To mark the 80th anniversary of the founding of the United Nations, Paul Tuns, editor of The Interim, sat down with Campaign Life Coalition vice president Matthew Wojciechowski to discuss life and family issues at the UN. CLC has had Special Consultative Status as a non-government organization at the UN since 1999 and Wojcieschowski has been to UN events more than a dozen times.

Paul Tuns: Can you describe several of the most egregious examples of the UN promoting abortion and anti-family ideologies?

Matt Wojciechowski: The promotion of abortion and anti-family ideologies within the United Nations is most evident among its leadership. A quick search of statements by Secretary-General António Guterres, the UN High Commissioner for Human Rights, or the Director-General of the World Health Organization shows how deeply entrenched “abortion rights” are among top decision-makers. Apart from the executive, the UN’s influence flows through its many agencies. The United Nations Population Fund (UNFPA), UNICEF, UN Women, and others, have fully aligned themselves with “sexual and reproductive health and rights”— an umbrella term for abortion on demand, sterilization, radical sex education, and LGBT ideology. This agenda is clearly reflected in the documents they produce, the terminology they promote, and the global programs they fund and implement. Whether it’s the WHO’s Abortion Care Guidelines (2022), the UNFPA’s annual State of World Population report, or the numerous reports that come out of the Committee on the Elimination of Discrimination against Women (CEDAW), the UN has been in the business of propagating abortion and LGBT ideology for decades.

PT: Explain the problems that pro-lifers have with the UN’s sustainable development goals.

MW: The Sustainable Development Goals seem like noble objectives to improve the quality of life for humans around the world; however, many of the 17 goals have embedded pro-abortion language, which has allowed UN agencies to promote abortion globally. The SDGs which are a rebrand of the failed Millenium Goals, have distorted development and sustainability into an anti-life, anti-family blueprint for population control.

PT: How do you explain the chasm between the idea of the UN as an international body that promotes peace, and the reality that it pushes left-wing ideologies on life and family?

MW: The UN was founded after the atrocities of World War II as a global mechanism (A), to prevent another world war and (B), to ensure that another Holocaust would never happen. These were noble and necessary goals that helped foster international cooperation and peacekeeping. However, since the 1960s, the UN has been increasingly co-opted by population control advocates who, under the guise of promoting human rights, and economic and social development, have steadily betrayed the organization’s founding principles.
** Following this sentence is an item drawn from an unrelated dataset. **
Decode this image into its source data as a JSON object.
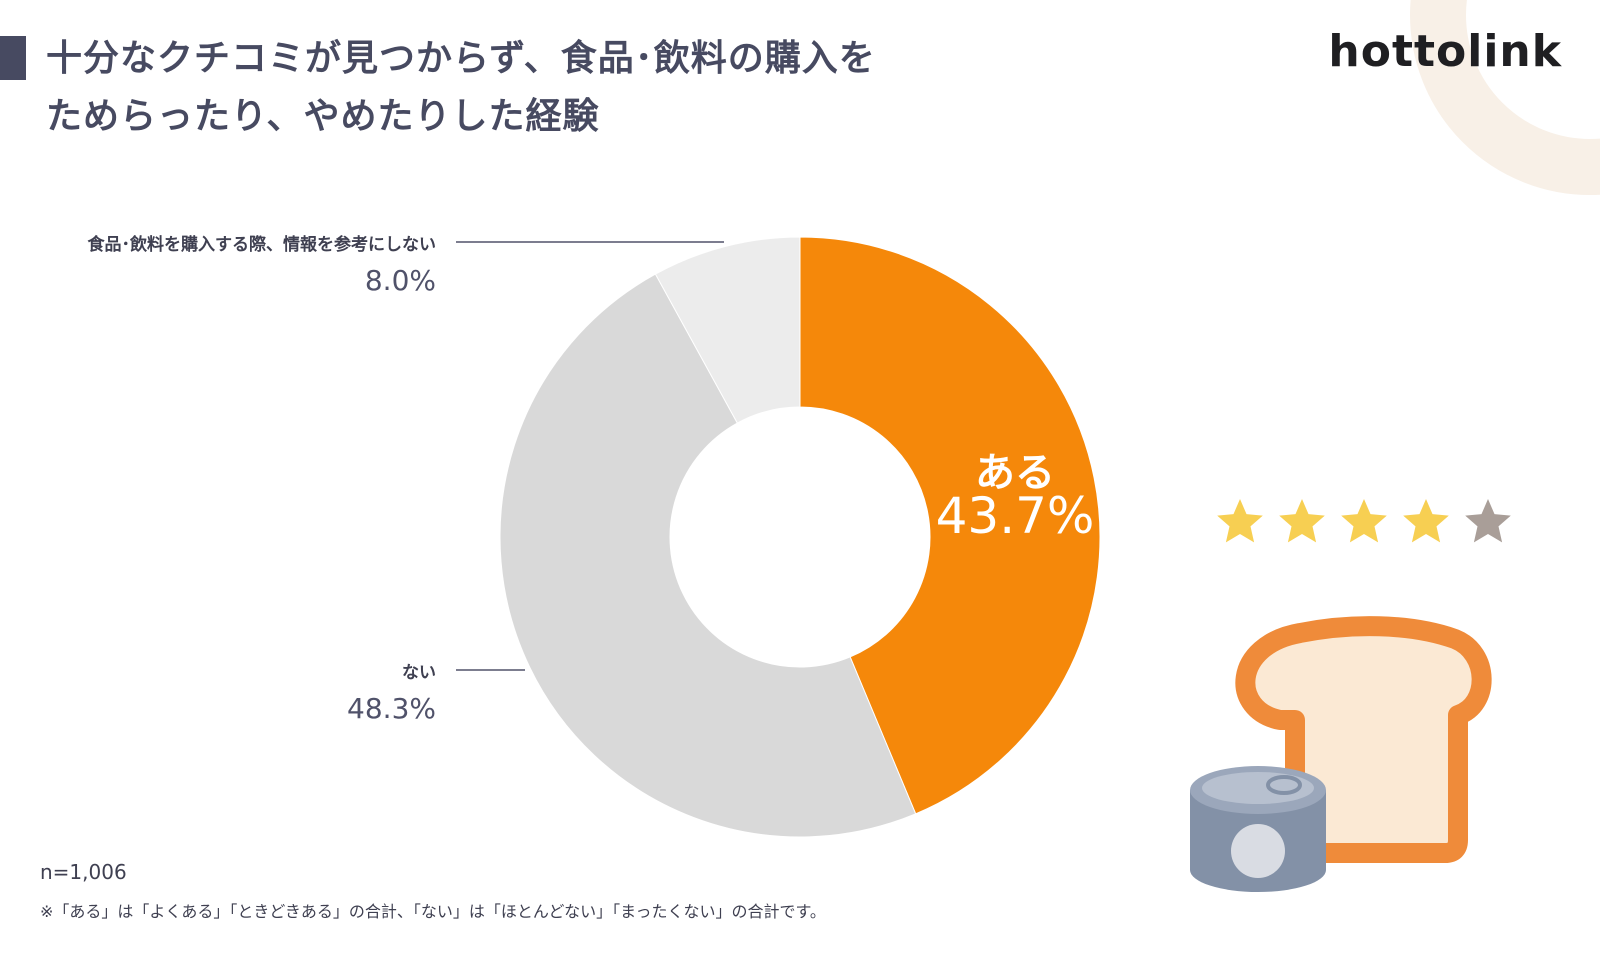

PT: If countries can and regularly do ignore UN treaties, why should pro-lifers care what happens at Turtle Bay (UN headquarters in New York City) and its various agencies?

MW: Treaties ratified by a country are legally binding, though some nations do violate them. UN resolutions and recommendations, while technically non-binding, often evolve into “soft laws” shaping global norms, guiding national policies, exerting diplomatic pressure, and unlocking funding for UN agencies. For example, former Canadian Prime Minister Justin Trudeau was emboldened by pro-abortion outcomes from Turtle Bay and Geneva, and incorporated them into both domestic and foreign policy. So why should pro-lifers care—and be present—at the UN? Because when we ignore the UN, we surrender influence and cultural ground to those who oppose life and family, and the effects of it spread to our own backyard.

PT: It seems that the harm of the UN waxes and wanes depending partly on who is in the White House. Are there other, more certain and permanent changes that the UN could undergo to make it less hostile to life and family? What kind of reforms would make the United Nations less anti-life and anti-family?

MW: If we want to reform the United Nations, we need to follow the money. Without the United States mighty dollar, the United Nations would cease to exist. Trump’s defunding commitment was a massive wake-up call to the UN executive and its many agencies. Will they listen though? Apart from funding, the UN can return to moral neutrality by restoring sovereignty, removing ideological language from UN documents, and reinforcing its founding principles which see the family as the natural unit of society, and human life as worthy of protection before and after birth.

PT: Social conservatives often criticize the UN’s undermining of sovereignty by pushing woke ideologies under the umbrella of whatever cause the international body is highlighting — the environment, women’s issues, development, housing — but then social conservatives applaud when one of its branches highlights our issues. As an example, this year, two of our issues are euthanasia for people with disabilities and the exploitation of women through surrogacy. Is it more important for the UN to “stay in its lane” or promote pro-life and pro-family policies? What should pro-lifers want from the UN?

MW: Pro-lifers want the UN to return to its founding principles: a forum where member states collaborate to improve the quality of life for every human being and promote global peace. The UN’s greatest challenge, however, is the constant clash of worldviews among its members. It’s like a Thanksgiving dinner where people with vastly different political, cultural, and religious beliefs are forced to sit together and break bread. If that rarely works in a single family, how much harder is it among nearly 200 nations—and thousands of NGOs—all competing to be heard?